U.S. Order Forces Anthropic to Suspend Fable 5, Mythos 5


TL;DR

  • Access Order: The U.S. government has ordered foreign-national access limits for Claude Fable 5 and Claude Mythos 5.
  • Customer Impact: Anthropic says compliance requires disabling both models broadly while it seeks narrower controls.
  • Security Dispute: The company disputes whether verbal jailbreak evidence justifies recalling commercially used models.
  • Policy Stakes: The order pushes U.S. export-control logic from AI chips toward deployed model access.

On June 12, Anthropic received a U.S. directive ordering foreign-national access to Fable 5 and Mythos 5 and at 5:21 p.m. ET cut access to all users as a result. The company’s compliance reaches customers beyond the non-U.S. citizens named in the order.

Customers face broader disruption than the legal target suggests because Anthropic will disable both models while it tries to resolve the restriction, as non-U.S. citizens, including foreign-national employees, fall inside the order’s scope. Anthropic kept the rest of its product line outside the shutdown.

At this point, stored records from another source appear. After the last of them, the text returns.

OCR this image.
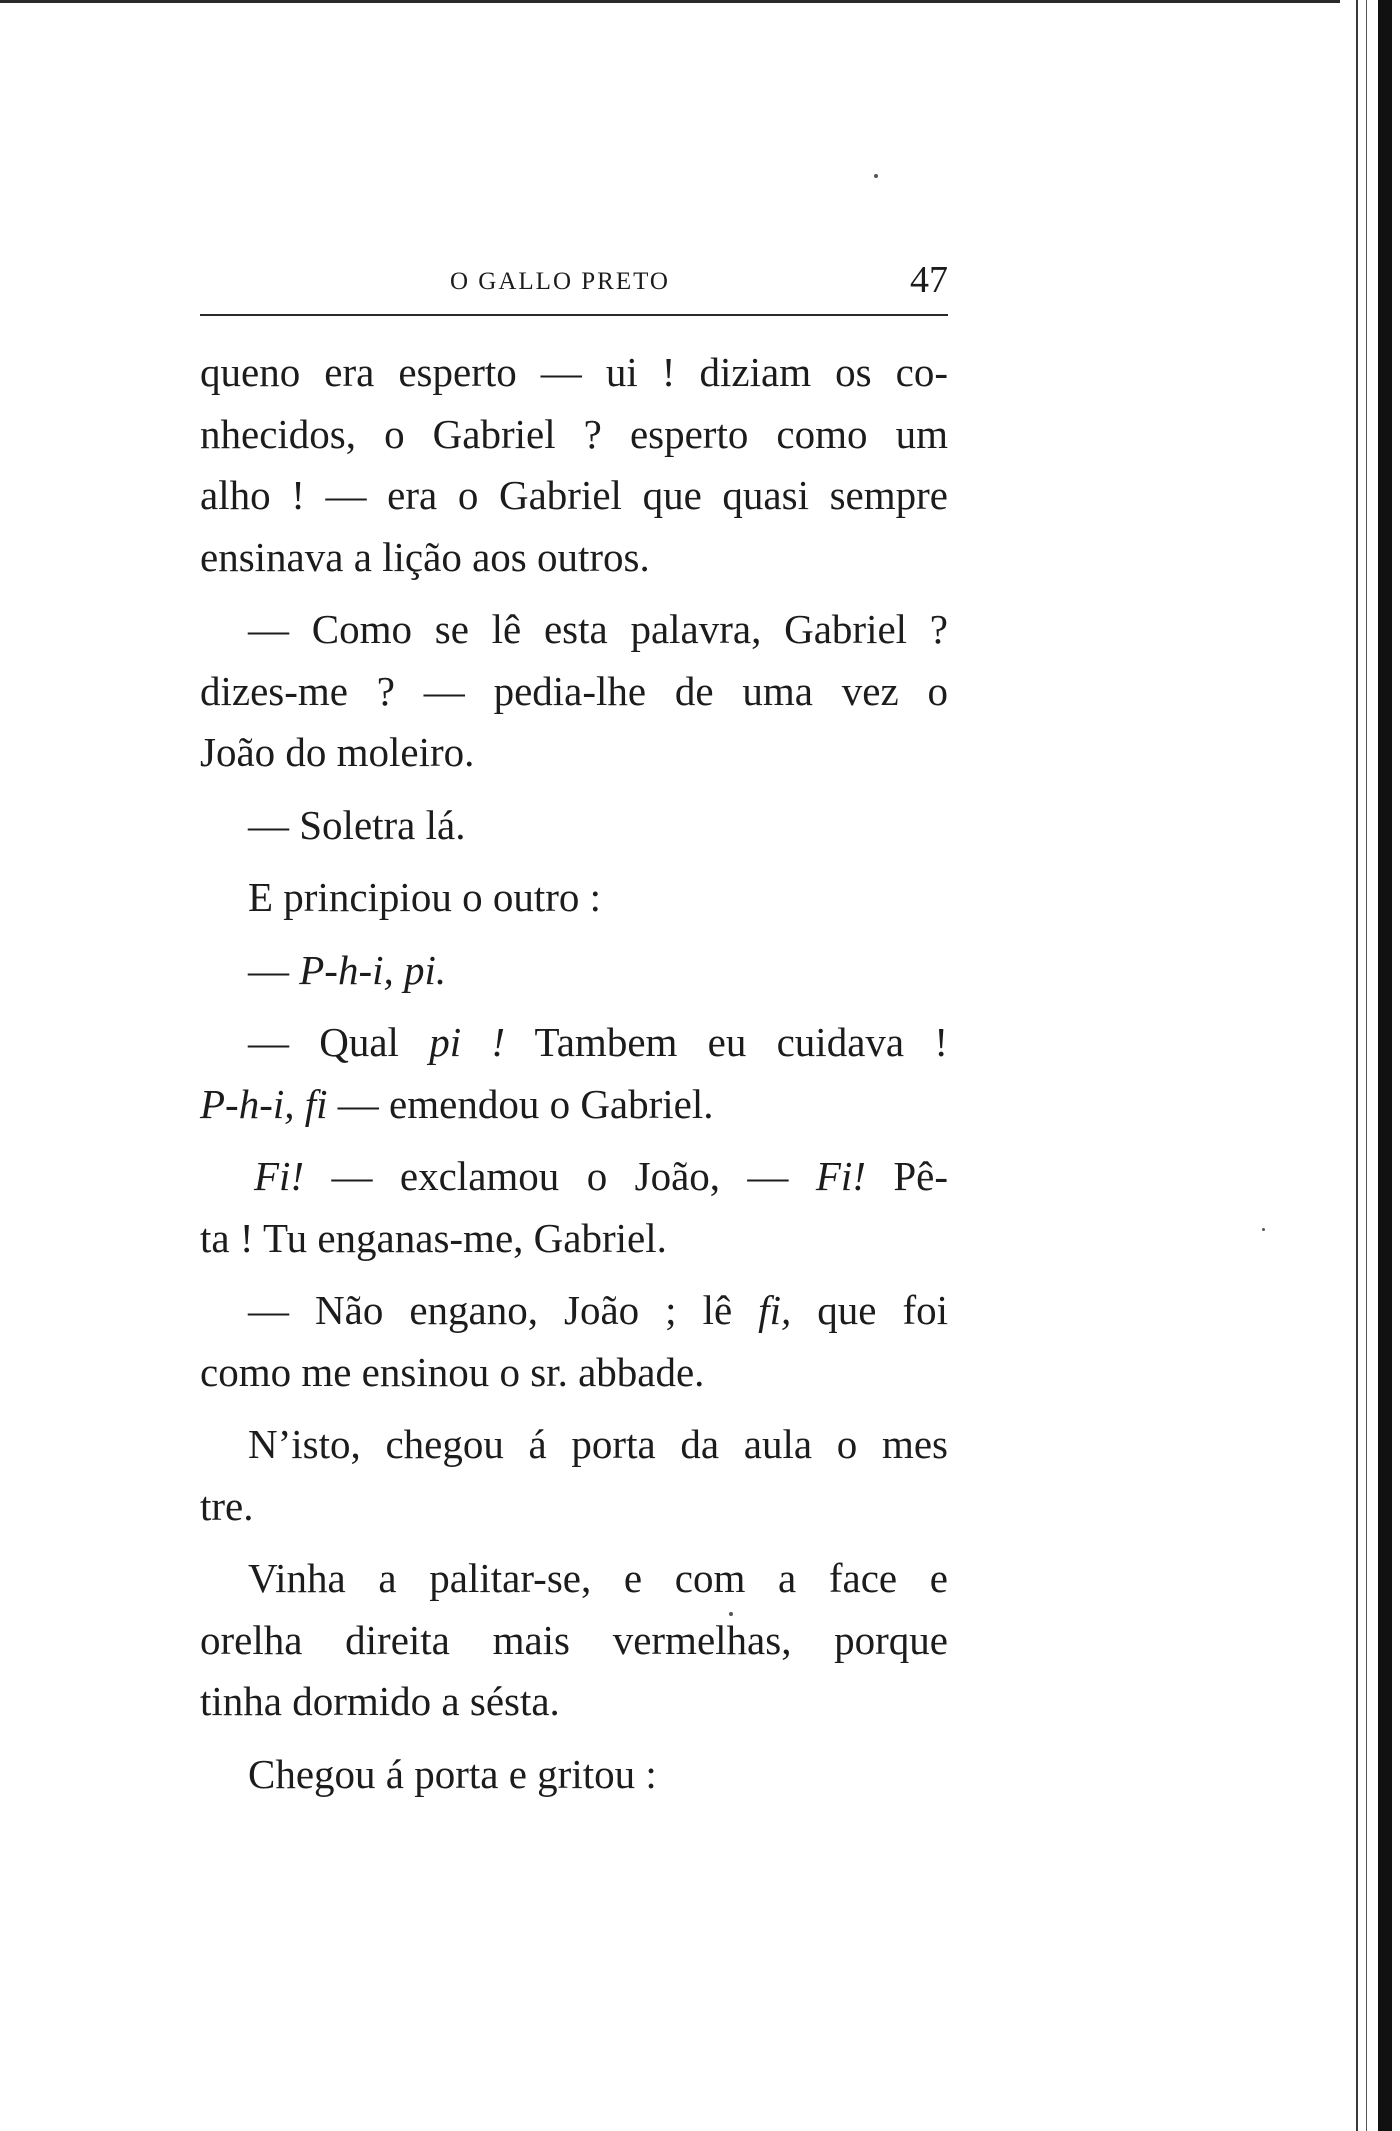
O GALLO PRETO	47
queno era esperto — ui ! diziam os co-
nhecidos, o Gabriel ? esperto como um
alho ! — era o Gabriel que quasi sempre
ensinava a lição aos outros.
— Como se lê esta palavra, Gabriel ?
dizes-me ? — pedia-lhe de uma vez o
João do moleiro.
— Soletra lá.
E principiou o outro :
— P-h-i, pi.
— Qual pi ! Tambem eu cuidava !
P-h-i, fi — emendou o Gabriel.
Fi! — exclamou o João, — Fi! Pê-
ta ! Tu enganas-me, Gabriel.
— Não engano, João ; lê fi, que foi
como me ensinou o sr. abbade.
N’isto, chegou á porta da aula o mes
tre.
Vinha a palitar-se, e com a face e
orelha direita mais vermelhas, porque
tinha dormido a sésta.
Chegou á porta e gritou :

Why the Shutdown Reaches All Customers

Claude Fable 5 is Anthropic’s safeguarded Mythos-class model for general use, while Claude Mythos 5 is a less-restricted variant for vetted cyber defenders and key infrastructure providers. The demanded foreign-national access rules are harder to enforce than country-targeted account blocks because they can include employees, contractors, and users inside otherwise permitted organizations.

With that, compliance with the U.S. order restricting access to technology for national-security reasons has also become an availability problem for ordinary customers.

Fable 5 and Mythos 5 run on the same underlying model family. Controls around one safety tier can affect customers who were not part of the suspected government concern, especially when the order attaches to a person’s status rather than only to account location. For teams that already started testing or using the models in production, identity screening demanded from Anthropic potentially becomes a service-risk issue moving forward.